The company that made the payments did business with the Treasury Department while Hafer was in office, according to a grand jury indictment.

If convicted, the 72-year-old could face a maximum penalty of up to 10 years in prison.

The U.S. Attorney's Office said the interview with Hafer that led to her being charged is part of an ongoing, long-term investigation being conducted jointly by the FBI and the IRS into "pay-to-play" activities involving the Pennsylvania state government.

Prosecutors also charged Philadelphia-area businessman Richard Ireland with 79 counts, alleging he tried to bribe former Treasurer Rob McCord with over $500,000 in secret campaign contributions between 2009 and 2014, according to The Associated Press.
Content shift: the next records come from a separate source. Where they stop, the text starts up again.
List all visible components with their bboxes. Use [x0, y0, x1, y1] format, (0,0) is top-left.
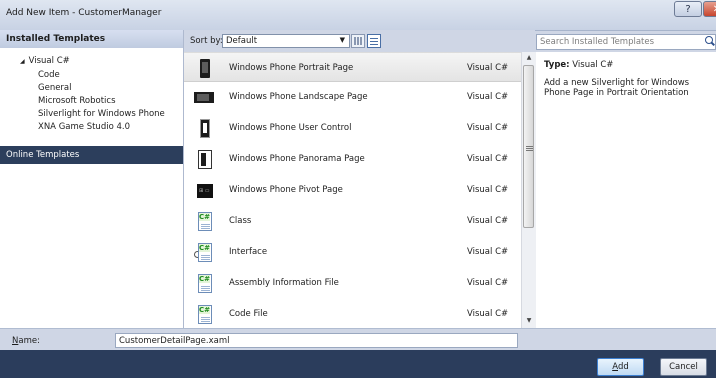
tree-node-visual-csharp[interactable]: ◢ Visual C#	[20, 56, 70, 66]
name-field[interactable]: CustomerDetailPage.xaml	[115, 333, 518, 348]
csharp-code-file-icon	[194, 305, 216, 325]
template-language: Visual C#	[467, 123, 509, 133]
template-row[interactable]: Class Visual C#	[184, 206, 521, 236]
sort-dropdown[interactable]: Default ▼	[222, 34, 350, 48]
template-language: Visual C#	[467, 185, 509, 195]
help-button[interactable]: ?	[674, 1, 702, 17]
grid-view-button[interactable]	[351, 34, 365, 48]
tree-node-label: Visual C#	[28, 56, 70, 66]
name-bar: Name: CustomerDetailPage.xaml	[0, 328, 716, 351]
tree-item-silverlight-wp[interactable]: Silverlight for Windows Phone	[38, 109, 165, 119]
window-title: Add New Item - CustomerManager	[6, 8, 162, 18]
template-row[interactable]: Windows Phone Panorama Page Visual C#	[184, 144, 521, 174]
close-button[interactable]: ✕	[703, 1, 716, 17]
template-row[interactable]: Windows Phone User Control Visual C#	[184, 113, 521, 143]
scroll-down-icon[interactable]: ▼	[522, 315, 536, 327]
template-row[interactable]: Windows Phone Landscape Page Visual C#	[184, 82, 521, 112]
csharp-class-icon	[194, 212, 216, 232]
name-field-value: CustomerDetailPage.xaml	[119, 335, 230, 346]
template-name: Code File	[229, 309, 268, 319]
tree-item-xna[interactable]: XNA Game Studio 4.0	[38, 122, 130, 132]
template-name: Assembly Information File	[229, 278, 339, 288]
template-name: Windows Phone Portrait Page	[229, 63, 354, 73]
dialog-button-bar: Add Cancel	[0, 350, 716, 378]
search-input[interactable]: Search Installed Templates	[536, 34, 716, 50]
online-templates-item[interactable]: Online Templates	[0, 146, 183, 164]
search-icon[interactable]	[705, 36, 713, 44]
csharp-file-icon	[194, 274, 216, 294]
template-row[interactable]: Interface Visual C#	[184, 237, 521, 267]
name-label-rest: ame:	[18, 336, 40, 346]
template-language: Visual C#	[467, 154, 509, 164]
installed-templates-header[interactable]: Installed Templates	[0, 30, 183, 48]
template-name: Windows Phone Pivot Page	[229, 185, 343, 195]
phone-panorama-icon	[194, 150, 216, 170]
tree-expander-icon[interactable]: ◢	[20, 58, 25, 65]
tree-item-code[interactable]: Code	[38, 70, 60, 80]
phone-user-control-icon	[194, 119, 216, 139]
template-details-pane: Type: Visual C# Add a new Silverlight fo…	[536, 52, 716, 328]
name-label: Name:	[12, 336, 40, 346]
template-name: Windows Phone Landscape Page	[229, 92, 368, 102]
help-icon: ?	[685, 3, 691, 15]
template-language: Visual C#	[467, 247, 509, 257]
sort-by-label: Sort by:	[190, 36, 223, 46]
template-name: Windows Phone Panorama Page	[229, 154, 365, 164]
sort-value: Default	[226, 36, 258, 46]
type-label: Type:	[544, 60, 570, 70]
template-description: Add a new Silverlight for Windows Phone …	[544, 78, 690, 98]
tree-item-general[interactable]: General	[38, 83, 72, 93]
chevron-down-icon: ▼	[339, 36, 345, 44]
template-name: Interface	[229, 247, 268, 257]
search-placeholder: Search Installed Templates	[540, 37, 655, 47]
csharp-interface-icon	[194, 243, 216, 263]
installed-templates-pane: Installed Templates ◢ Visual C# Code Gen…	[0, 30, 184, 328]
template-language: Visual C#	[467, 92, 509, 102]
phone-portrait-icon	[194, 59, 216, 79]
sort-bar: Sort by: Default ▼	[184, 30, 535, 52]
template-name: Windows Phone User Control	[229, 123, 352, 133]
template-type: Type: Visual C#	[544, 60, 613, 70]
title-bar: Add New Item - CustomerManager ? ✕	[0, 0, 716, 31]
cancel-button[interactable]: Cancel	[660, 358, 707, 376]
template-row[interactable]: Code File Visual C#	[184, 299, 521, 329]
scrollbar-thumb[interactable]	[523, 65, 534, 228]
scroll-up-icon[interactable]: ▲	[522, 52, 536, 64]
template-list: Windows Phone Portrait Page Visual C# Wi…	[184, 52, 521, 328]
list-view-button[interactable]	[367, 34, 381, 48]
template-name: Class	[229, 216, 252, 226]
template-row[interactable]: Assembly Information File Visual C#	[184, 268, 521, 298]
template-language: Visual C#	[467, 63, 509, 73]
phone-pivot-icon	[194, 181, 216, 201]
type-value: Visual C#	[572, 60, 614, 70]
template-language: Visual C#	[467, 309, 509, 319]
template-list-scrollbar[interactable]: ▲ ▼	[521, 52, 536, 328]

McCord, a Democrat, took office in 2009 and resigned last year before pleading guilty to attempted extortion involving campaign contributions to his failed gubernatorial campaign in 2014. AP reports.

A grand jury indicted Hafer Wednesday in Harrisburg. According to the news release, she is charged with two counts of making false statements to federal agents.

Hafer, who began her political career as a Republican but switched to the Democratic Party, served two terms as the state's elected treasurer from 1997 to 2005, and prior to that she served two terms as state auditor general from 1989 to 1997, the release states. The indictment alleges that during a May 9, 2016, meeting with investigators, Hafer concealed a financial relationship she had with a business person identified in the indictment only as "Person #1."

The contract: Investigators showed Hafer a signed contract between her consulting firm, Hafer & Asociates, LLC, and Person #1's company, but Hafer denied receiving payment on the contract, the release states. The indictment alleges Hafer started the consulting firm after leaving office and advertised the firm as one that "capitalize(d) on her experience in the government and financial areas."

Hafer did receive payment, the indictment states, beginning within weeks of her leaving office as state treasurer in February 2005, in monthly amounts of $41,667 over the course of a year, totaling $500,000, which was the amount outlined in the contract.

According to the indictment, Person #1 had financial relationships with multiple businesses, including fee-sharing arrangements with entities that provided asset management services to the state Treasury Department while Hafer was in office. The investigation found that payments began before the contracts were signed, the news release said.

The indictment alleges Person #1 caused a company he or she was associated with to make the above-listed payments to Hafer's firm in the first year she was in business, and that Person #1 caused an additional $175,000 to be paid to her firm between 2006 and 2007.

The agreement was that Person #1 and his or her companies would make the payments to Hafer's firm, but the deal was not contingent upon the firm "achieving any particular result," the indictment said.

The investigation: Hafer told investigators she did not know the person who signed the agreement on behalf of the company associated with Person #1, and that Hafer and Associates, LLC had four staffers, earned $100,000 to $200,000 annually and the business closed in 2008. The investigation revealed, however, that the $500,000 paid to Hafer and Associates in 2005 accounted for 73 percent of the company's total revenue that year. The investigation also uncovered the subsequent payment of $175,000 during 2006 and 2007, the indictment said.

The joint FBI-IRS investigation, which also includes the U.S. Department of Treasury, began in May 2016 and targeted mail fraud, honest wire service fraud, money laundering and conspiracy to commit the listed offenses by persons and entities who did business with the Pennsylvania State Treasury, the indictment said.

U.S. Attorney's Office public information officer Dawn Mayko said she could not comment any further either on the Hafer indictment or the FBI-IRS investigation into state corruption.